Dans ce Game 1, c’est précisément ce qui a manqué. Un Fox capable de finir à 18 ou 20 points, même sans flamboyer, aurait déjà changé beaucoup de choses. Les Knicks ont pu durcir le ton dans le money time sans être suffisamment sanctionnés par un extérieur capable de casser la première ligne défensive. Quand San Antonio a commencé à chercher des solutions plus compliquées, Fox n’a pas réussi à devenir cette soupape.
Son état physique compte évidemment dans l’analyse. Il paraît diminué, et ça se voit surtout sur ce qui fait habituellement sa différence : le premier pas, la vitesse de course, les changements de direction. Pour un joueur qui a bâti une bonne partie de son impact sur l’explosivité, ce n’est pas un détail. Mais même avec cette nuance, les Spurs ne peuvent pas se contenter d’un Fox gestionnaire à ce stade de la saison. Pas avec son statut, pas avec son salaire, pas avec les besoins très concrets de cette équipe.
Harper doit-il grignoter les minutes de Fox ?

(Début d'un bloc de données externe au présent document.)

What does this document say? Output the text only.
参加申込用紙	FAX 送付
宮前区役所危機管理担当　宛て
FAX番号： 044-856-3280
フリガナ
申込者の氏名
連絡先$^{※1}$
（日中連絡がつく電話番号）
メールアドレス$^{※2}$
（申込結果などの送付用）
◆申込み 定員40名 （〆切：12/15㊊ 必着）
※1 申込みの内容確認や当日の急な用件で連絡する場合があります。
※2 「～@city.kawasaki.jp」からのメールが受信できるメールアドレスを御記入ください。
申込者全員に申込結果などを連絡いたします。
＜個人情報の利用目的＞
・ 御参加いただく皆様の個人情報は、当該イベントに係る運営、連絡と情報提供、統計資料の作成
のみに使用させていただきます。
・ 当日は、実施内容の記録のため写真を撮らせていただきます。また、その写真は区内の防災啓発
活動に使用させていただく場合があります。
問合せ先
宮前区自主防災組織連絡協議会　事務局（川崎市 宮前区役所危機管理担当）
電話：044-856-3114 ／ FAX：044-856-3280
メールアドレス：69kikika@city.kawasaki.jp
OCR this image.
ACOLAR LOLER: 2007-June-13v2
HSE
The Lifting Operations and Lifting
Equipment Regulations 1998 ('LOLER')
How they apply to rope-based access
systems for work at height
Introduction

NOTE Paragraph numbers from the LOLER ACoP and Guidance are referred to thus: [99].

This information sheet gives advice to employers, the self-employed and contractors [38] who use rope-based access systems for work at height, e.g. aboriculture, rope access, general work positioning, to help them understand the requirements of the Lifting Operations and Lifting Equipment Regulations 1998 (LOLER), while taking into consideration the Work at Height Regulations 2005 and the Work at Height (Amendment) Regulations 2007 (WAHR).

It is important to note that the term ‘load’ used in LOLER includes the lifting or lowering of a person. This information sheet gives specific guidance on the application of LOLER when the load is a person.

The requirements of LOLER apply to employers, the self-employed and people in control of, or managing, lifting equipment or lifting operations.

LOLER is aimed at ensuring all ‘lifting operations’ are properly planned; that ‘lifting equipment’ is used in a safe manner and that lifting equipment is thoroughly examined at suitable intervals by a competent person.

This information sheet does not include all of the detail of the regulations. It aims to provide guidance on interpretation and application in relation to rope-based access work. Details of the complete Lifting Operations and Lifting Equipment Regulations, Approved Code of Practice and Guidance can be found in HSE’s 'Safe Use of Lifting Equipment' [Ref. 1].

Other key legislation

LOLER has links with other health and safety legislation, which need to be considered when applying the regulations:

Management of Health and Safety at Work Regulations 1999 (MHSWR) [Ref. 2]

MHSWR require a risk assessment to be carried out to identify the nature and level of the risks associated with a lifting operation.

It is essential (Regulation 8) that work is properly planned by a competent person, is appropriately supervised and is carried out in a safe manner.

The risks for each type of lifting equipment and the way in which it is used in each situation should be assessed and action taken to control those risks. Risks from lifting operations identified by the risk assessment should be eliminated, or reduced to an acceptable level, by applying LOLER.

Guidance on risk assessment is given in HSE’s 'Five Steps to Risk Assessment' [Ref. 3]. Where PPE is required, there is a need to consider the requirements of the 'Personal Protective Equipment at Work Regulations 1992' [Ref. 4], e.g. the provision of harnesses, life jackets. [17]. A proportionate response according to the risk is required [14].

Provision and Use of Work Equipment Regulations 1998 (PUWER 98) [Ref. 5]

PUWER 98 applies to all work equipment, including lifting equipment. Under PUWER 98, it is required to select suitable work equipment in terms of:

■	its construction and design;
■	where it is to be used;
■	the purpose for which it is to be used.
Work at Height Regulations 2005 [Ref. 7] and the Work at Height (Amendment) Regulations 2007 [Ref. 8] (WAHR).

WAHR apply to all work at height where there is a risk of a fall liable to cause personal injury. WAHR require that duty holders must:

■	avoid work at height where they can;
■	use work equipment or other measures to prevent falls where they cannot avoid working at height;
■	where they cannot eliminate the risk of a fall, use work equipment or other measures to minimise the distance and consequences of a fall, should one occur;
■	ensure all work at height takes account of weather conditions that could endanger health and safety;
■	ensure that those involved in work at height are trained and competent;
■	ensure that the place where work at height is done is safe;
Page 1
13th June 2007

C’est là que le choix de Mitch Johnson interroge. Dans le money time, alors que le match restait encore à portée, Harper avait des arguments solides pour rester sur le parquet plus longtemps. Il avait du rythme, de la confiance, une vraie capacité à provoquer quelque chose balle en main. Fox, lui, semblait plus prudent, parfois presque bridé.
On comprend la logique du coach. Dans une fin de match de Finales, il est naturel de s’appuyer sur le vétéran, sur le joueur installé, sur celui qui a été recruté pour vivre ce genre de séquences. Le statut compte, l’expérience aussi. Mais ce Game 1 a donné une impression assez claire : Harper avait davantage de tranchant.
Cela ne veut pas dire qu’il faut sortir Fox du cinq majeur ou bouleverser toute la hiérarchie après une défaite. Sur certaines séquences, Harper peut peut-être prendre une partie de ses minutes, notamment si Fox n’a pas les jambes pour attaquer comme il sait le faire. Ce serait aussi une manière de protéger Fox, de lui éviter une charge trop lourde et de le remettre dans des situations plus choisies.
San Antonio ne peut pas se permettre de regarder Harper comme un simple rookie qu’il faudrait préserver du moment. Il a montré, dès le Game 1, qu’il pouvait exister dans le chaos d'un match de Finales NBA. Pour les Spurs, c’est une excellente nouvelle. Pour Fox, c’est peut-être aussi un rappel : cette équipe a besoin de son expérience, mais elle a surtout besoin de son scoring. Et si son corps ne lui permet pas encore de l’apporter, Harper a l'air déjà prêt à le suppléer.